Figure 2. Epigenetic regulation of CD8+ terminal effector (TE) and memory-precursors effector cell (MPEC) differentiation.

Figure 2.

Following activation by a professional APC, naïve CD8+ T cells undergo epigenetic reprogramming of genes related to stemness such as Tcf7 (TCF1) and Lef1, and tissue homing such as Sell (CD62L) and Il7R. These epigenetic changes include DNA methylation and demethylation events and an array of histone modifications.
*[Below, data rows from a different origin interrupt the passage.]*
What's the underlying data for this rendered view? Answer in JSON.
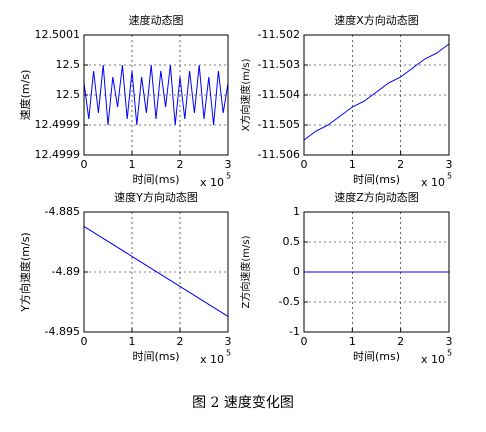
{
  "chart_data": [
    {
      "type": "line",
      "title": "速度动态图",
      "xlabel": "时间(ms)",
      "ylabel": "速度(m/s)",
      "x_scale_label": "x 10",
      "x_scale_exponent": "5",
      "x": [
        0,
        0.1,
        0.2,
        0.3,
        0.4,
        0.5,
        0.6,
        0.7,
        0.8,
        0.9,
        1,
        1.1,
        1.2,
        1.3,
        1.4,
        1.5,
        1.6,
        1.7,
        1.8,
        1.9,
        2,
        2.1,
        2.2,
        2.3,
        2.4,
        2.5,
        2.6,
        2.7,
        2.8,
        2.9,
        3
      ],
      "values": [
        12.50002,
        12.49996,
        12.50004,
        12.49997,
        12.50005,
        12.49995,
        12.50003,
        12.49998,
        12.50005,
        12.49996,
        12.50004,
        12.49995,
        12.50003,
        12.49997,
        12.50005,
        12.49996,
        12.50004,
        12.49998,
        12.50005,
        12.49995,
        12.50003,
        12.49996,
        12.50004,
        12.49997,
        12.50005,
        12.49996,
        12.50003,
        12.49995,
        12.50004,
        12.49997,
        12.50002
      ],
      "color": "#0000ff",
      "xlim": [
        0,
        3
      ],
      "xticks": [
        0,
        1,
        2,
        3
      ],
      "ylim": [
        12.4999,
        12.5001
      ],
      "yticks": [
        {
          "value": 12.4999,
          "label": "12.4999"
        },
        {
          "value": 12.49995,
          "label": "12.4999"
        },
        {
          "value": 12.5,
          "label": "12.5"
        },
        {
          "value": 12.50005,
          "label": "12.5"
        },
        {
          "value": 12.5001,
          "label": "12.5001"
        }
      ],
      "grid": true
    },
    {
      "type": "line",
      "title": "速度X方向动态图",
      "xlabel": "时间(ms)",
      "ylabel": "X方向速度(m/s)",
      "x_scale_label": "x 10",
      "x_scale_exponent": "5",
      "x": [
        0,
        0.25,
        0.5,
        0.75,
        1,
        1.25,
        1.5,
        1.75,
        2,
        2.25,
        2.5,
        2.75,
        3
      ],
      "values": [
        -11.5055,
        -11.5052,
        -11.505,
        -11.5047,
        -11.5044,
        -11.5042,
        -11.5039,
        -11.5036,
        -11.5034,
        -11.5031,
        -11.5028,
        -11.5026,
        -11.5023
      ],
      "color": "#0000ff",
      "xlim": [
        0,
        3
      ],
      "xticks": [
        0,
        1,
        2,
        3
      ],
      "ylim": [
        -11.506,
        -11.502
      ],
      "yticks": [
        -11.506,
        -11.505,
        -11.504,
        -11.503,
        -11.502
      ],
      "grid": true
    },
    {
      "type": "line",
      "title": "速度Y方向动态图",
      "xlabel": "时间(ms)",
      "ylabel": "Y方向速度(m/s)",
      "x_scale_label": "x 10",
      "x_scale_exponent": "5",
      "x": [
        0,
        1,
        2,
        3
      ],
      "values": [
        -4.8862,
        -4.8887,
        -4.8912,
        -4.8937
      ],
      "color": "#0000ff",
      "xlim": [
        0,
        3
      ],
      "xticks": [
        0,
        1,
        2,
        3
      ],
      "ylim": [
        -4.895,
        -4.885
      ],
      "yticks": [
        -4.895,
        -4.89,
        -4.885
      ],
      "grid": true
    },
    {
      "type": "line",
      "title": "速度Z方向动态图",
      "xlabel": "时间(ms)",
      "ylabel": "Z方向速度(m/s)",
      "x_scale_label": "x 10",
      "x_scale_exponent": "5",
      "x": [
        0,
        3
      ],
      "values": [
        0,
        0
      ],
      "color": "#0000ff",
      "xlim": [
        0,
        3
      ],
      "xticks": [
        0,
        1,
        2,
        3
      ],
      "ylim": [
        -1,
        1
      ],
      "yticks": [
        -1,
        -0.5,
        0,
        0.5,
        1
      ],
      "grid": true
    }
  ],
  "caption": "图 2 速度变化图"
}
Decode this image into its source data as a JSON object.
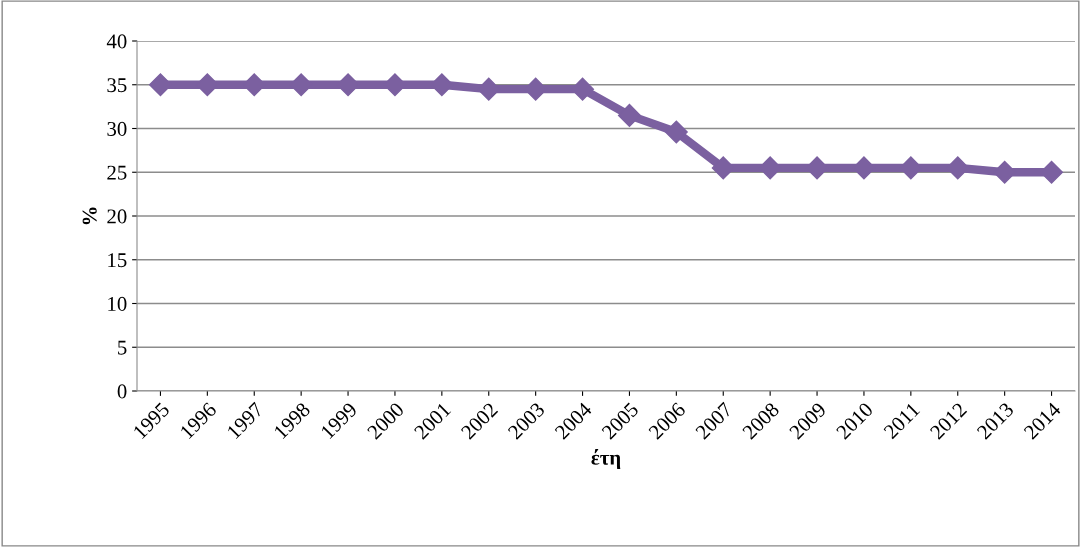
{
  "chart_data": {
    "type": "line",
    "xlabel": "έτη",
    "ylabel": "%",
    "categories": [
      "1995",
      "1996",
      "1997",
      "1998",
      "1999",
      "2000",
      "2001",
      "2002",
      "2003",
      "2004",
      "2005",
      "2006",
      "2007",
      "2008",
      "2009",
      "2010",
      "2011",
      "2012",
      "2013",
      "2014"
    ],
    "series": [
      {
        "color": "#7b60a0",
        "values": [
          35,
          35,
          35,
          35,
          35,
          35,
          35,
          34.5,
          34.5,
          34.5,
          31.5,
          29.6,
          25.5,
          25.5,
          25.5,
          25.5,
          25.5,
          25.5,
          25,
          25
        ]
      }
    ],
    "ylim": [
      0,
      40
    ],
    "yticks": [
      0,
      5,
      10,
      15,
      20,
      25,
      30,
      35,
      40
    ],
    "grid": "y",
    "marker": "diamond",
    "line_style": "solid"
  }
}
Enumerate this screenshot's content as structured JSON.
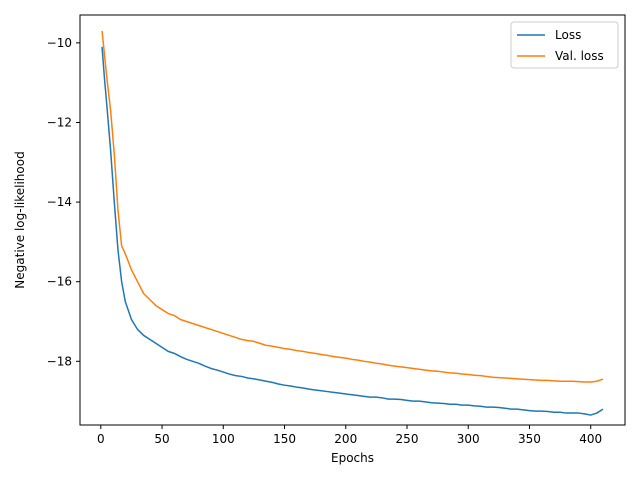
{
  "chart_data": {
    "type": "line",
    "title": "",
    "xlabel": "Epochs",
    "ylabel": "Negative log-likelihood",
    "xlim": [
      -17,
      428
    ],
    "ylim": [
      -19.6,
      -9.3
    ],
    "xticks": [
      0,
      50,
      100,
      150,
      200,
      250,
      300,
      350,
      400
    ],
    "yticks": [
      -18,
      -16,
      -14,
      -12,
      -10
    ],
    "ytick_labels": [
      "−18",
      "−16",
      "−14",
      "−12",
      "−10"
    ],
    "grid": false,
    "legend_position": "upper right",
    "series": [
      {
        "name": "Loss",
        "color": "#1f77b4",
        "x": [
          1,
          3,
          5,
          8,
          11,
          14,
          17,
          20,
          25,
          30,
          35,
          40,
          45,
          50,
          55,
          60,
          65,
          70,
          75,
          80,
          85,
          90,
          95,
          100,
          105,
          110,
          115,
          120,
          125,
          130,
          135,
          140,
          145,
          150,
          155,
          160,
          165,
          170,
          175,
          180,
          185,
          190,
          195,
          200,
          205,
          210,
          215,
          220,
          225,
          230,
          235,
          240,
          245,
          250,
          255,
          260,
          265,
          270,
          275,
          280,
          285,
          290,
          295,
          300,
          305,
          310,
          315,
          320,
          325,
          330,
          335,
          340,
          345,
          350,
          355,
          360,
          365,
          370,
          375,
          380,
          385,
          390,
          395,
          400,
          405,
          410
        ],
        "values": [
          -10.1,
          -10.9,
          -11.6,
          -12.7,
          -14.0,
          -15.2,
          -16.0,
          -16.5,
          -16.95,
          -17.2,
          -17.35,
          -17.45,
          -17.55,
          -17.65,
          -17.75,
          -17.8,
          -17.88,
          -17.95,
          -18.0,
          -18.05,
          -18.12,
          -18.18,
          -18.22,
          -18.27,
          -18.32,
          -18.36,
          -18.38,
          -18.42,
          -18.44,
          -18.47,
          -18.5,
          -18.53,
          -18.57,
          -18.6,
          -18.62,
          -18.65,
          -18.67,
          -18.7,
          -18.72,
          -18.74,
          -18.76,
          -18.78,
          -18.8,
          -18.82,
          -18.84,
          -18.86,
          -18.88,
          -18.9,
          -18.9,
          -18.92,
          -18.95,
          -18.95,
          -18.96,
          -18.98,
          -19.0,
          -19.0,
          -19.02,
          -19.04,
          -19.05,
          -19.06,
          -19.08,
          -19.08,
          -19.1,
          -19.1,
          -19.12,
          -19.13,
          -19.15,
          -19.15,
          -19.16,
          -19.18,
          -19.2,
          -19.2,
          -19.22,
          -19.24,
          -19.25,
          -19.25,
          -19.26,
          -19.28,
          -19.28,
          -19.3,
          -19.3,
          -19.3,
          -19.32,
          -19.35,
          -19.3,
          -19.2
        ]
      },
      {
        "name": "Val. loss",
        "color": "#ff7f0e",
        "x": [
          1,
          3,
          5,
          8,
          11,
          14,
          17,
          20,
          25,
          30,
          35,
          40,
          45,
          50,
          55,
          60,
          65,
          70,
          75,
          80,
          85,
          90,
          95,
          100,
          105,
          110,
          115,
          120,
          125,
          130,
          135,
          140,
          145,
          150,
          155,
          160,
          165,
          170,
          175,
          180,
          185,
          190,
          195,
          200,
          205,
          210,
          215,
          220,
          225,
          230,
          235,
          240,
          245,
          250,
          255,
          260,
          265,
          270,
          275,
          280,
          285,
          290,
          295,
          300,
          305,
          310,
          315,
          320,
          325,
          330,
          335,
          340,
          345,
          350,
          355,
          360,
          365,
          370,
          375,
          380,
          385,
          390,
          395,
          400,
          405,
          410
        ],
        "values": [
          -9.7,
          -10.3,
          -10.9,
          -11.7,
          -12.8,
          -14.2,
          -15.1,
          -15.3,
          -15.7,
          -16.0,
          -16.3,
          -16.45,
          -16.6,
          -16.7,
          -16.8,
          -16.85,
          -16.95,
          -17.0,
          -17.05,
          -17.1,
          -17.15,
          -17.2,
          -17.25,
          -17.3,
          -17.35,
          -17.4,
          -17.45,
          -17.48,
          -17.5,
          -17.55,
          -17.6,
          -17.62,
          -17.65,
          -17.68,
          -17.7,
          -17.73,
          -17.75,
          -17.78,
          -17.8,
          -17.83,
          -17.85,
          -17.88,
          -17.9,
          -17.92,
          -17.95,
          -17.97,
          -18.0,
          -18.02,
          -18.05,
          -18.07,
          -18.1,
          -18.12,
          -18.14,
          -18.16,
          -18.18,
          -18.2,
          -18.22,
          -18.24,
          -18.25,
          -18.27,
          -18.29,
          -18.3,
          -18.32,
          -18.33,
          -18.35,
          -18.36,
          -18.38,
          -18.4,
          -18.41,
          -18.42,
          -18.43,
          -18.44,
          -18.45,
          -18.46,
          -18.47,
          -18.48,
          -18.48,
          -18.49,
          -18.5,
          -18.5,
          -18.5,
          -18.51,
          -18.52,
          -18.52,
          -18.5,
          -18.45
        ]
      }
    ]
  }
}
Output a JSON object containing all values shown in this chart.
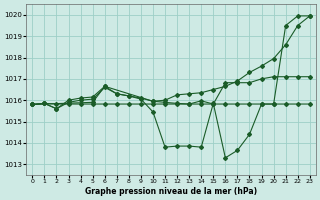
{
  "title": "Graphe pression niveau de la mer (hPa)",
  "bg_color": "#ceeae4",
  "grid_color": "#9ecfc7",
  "line_color": "#1a5c28",
  "xlim": [
    -0.5,
    23.5
  ],
  "ylim": [
    1012.5,
    1020.5
  ],
  "yticks": [
    1013,
    1014,
    1015,
    1016,
    1017,
    1018,
    1019,
    1020
  ],
  "xticks": [
    0,
    1,
    2,
    3,
    4,
    5,
    6,
    7,
    8,
    9,
    10,
    11,
    12,
    13,
    14,
    15,
    16,
    17,
    18,
    19,
    20,
    21,
    22,
    23
  ],
  "line_flat_x": [
    0,
    1,
    2,
    3,
    4,
    5,
    6,
    7,
    8,
    9,
    10,
    11,
    12,
    13,
    14,
    15,
    16,
    17,
    18,
    19,
    20,
    21,
    22,
    23
  ],
  "line_flat_y": [
    1015.8,
    1015.85,
    1015.82,
    1015.82,
    1015.82,
    1015.82,
    1015.82,
    1015.82,
    1015.82,
    1015.82,
    1015.82,
    1015.82,
    1015.82,
    1015.82,
    1015.82,
    1015.82,
    1015.82,
    1015.82,
    1015.82,
    1015.82,
    1015.82,
    1015.82,
    1015.82,
    1015.82
  ],
  "line_mid_x": [
    0,
    1,
    2,
    3,
    4,
    5,
    6,
    7,
    8,
    9,
    10,
    11,
    12,
    13,
    14,
    15,
    16,
    17,
    18,
    19,
    20,
    21,
    22,
    23
  ],
  "line_mid_y": [
    1015.8,
    1015.85,
    1015.6,
    1016.0,
    1016.1,
    1016.15,
    1016.65,
    1016.3,
    1016.2,
    1016.1,
    1015.95,
    1015.9,
    1015.85,
    1015.82,
    1015.97,
    1015.82,
    1016.82,
    1016.82,
    1016.82,
    1017.0,
    1017.1,
    1017.1,
    1017.1,
    1017.1
  ],
  "line_zigzag_x": [
    0,
    1,
    2,
    3,
    4,
    5,
    6,
    7,
    8,
    9,
    10,
    11,
    12,
    13,
    14,
    15,
    16,
    17,
    18,
    19,
    20,
    21,
    22,
    23
  ],
  "line_zigzag_y": [
    1015.8,
    1015.85,
    1015.6,
    1015.9,
    1016.0,
    1016.05,
    1016.6,
    1016.3,
    1016.2,
    1016.05,
    1015.45,
    1013.8,
    1013.85,
    1013.85,
    1013.8,
    1015.85,
    1013.3,
    1013.65,
    1014.4,
    1015.82,
    1015.82,
    1019.5,
    1019.95,
    1019.95
  ],
  "line_rising_x": [
    0,
    5,
    6,
    10,
    11,
    12,
    13,
    14,
    15,
    16,
    17,
    18,
    19,
    20,
    21,
    22,
    23
  ],
  "line_rising_y": [
    1015.8,
    1015.9,
    1016.65,
    1015.95,
    1016.0,
    1016.25,
    1016.3,
    1016.35,
    1016.5,
    1016.65,
    1016.9,
    1017.3,
    1017.6,
    1017.95,
    1018.6,
    1019.5,
    1019.95
  ]
}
Inhibition of de novo DNA methylation or histone methylation restricts the progression of early effector cells into terminally differentiated T cells and/or increases the multipotency of MPECs. Deletion of Dnmt3a, a de novo methyltransferase, prior to effector differentiation has resulted in heightened re-expression of naïve-associated genes during the antigen-independent stage of memory CD8+ T cell differentiation in mice [67]. Genetic manipulation of H3K9me3 by Suv39h1 knockout (KO) in mice has resulted in increased expression of stem-like genes relative to wild type (WT) murine CD8+ T cells [66]. Likewise, manipulation of the polycomb repressive complex 2 (PRC2) has been demonstrated to promote increased skewing of cells towards an MPEC phenotype in mice following acute lymphocytic choriomeningitis virus (LCMV) infection [64]. However, conflicting reports of EZH2 on memory formation do exist [65]. Taken together, these studies highlight the role epigenetic programming plays in regulating the plasticity of CD8+ T cells during effector and memory differentiation.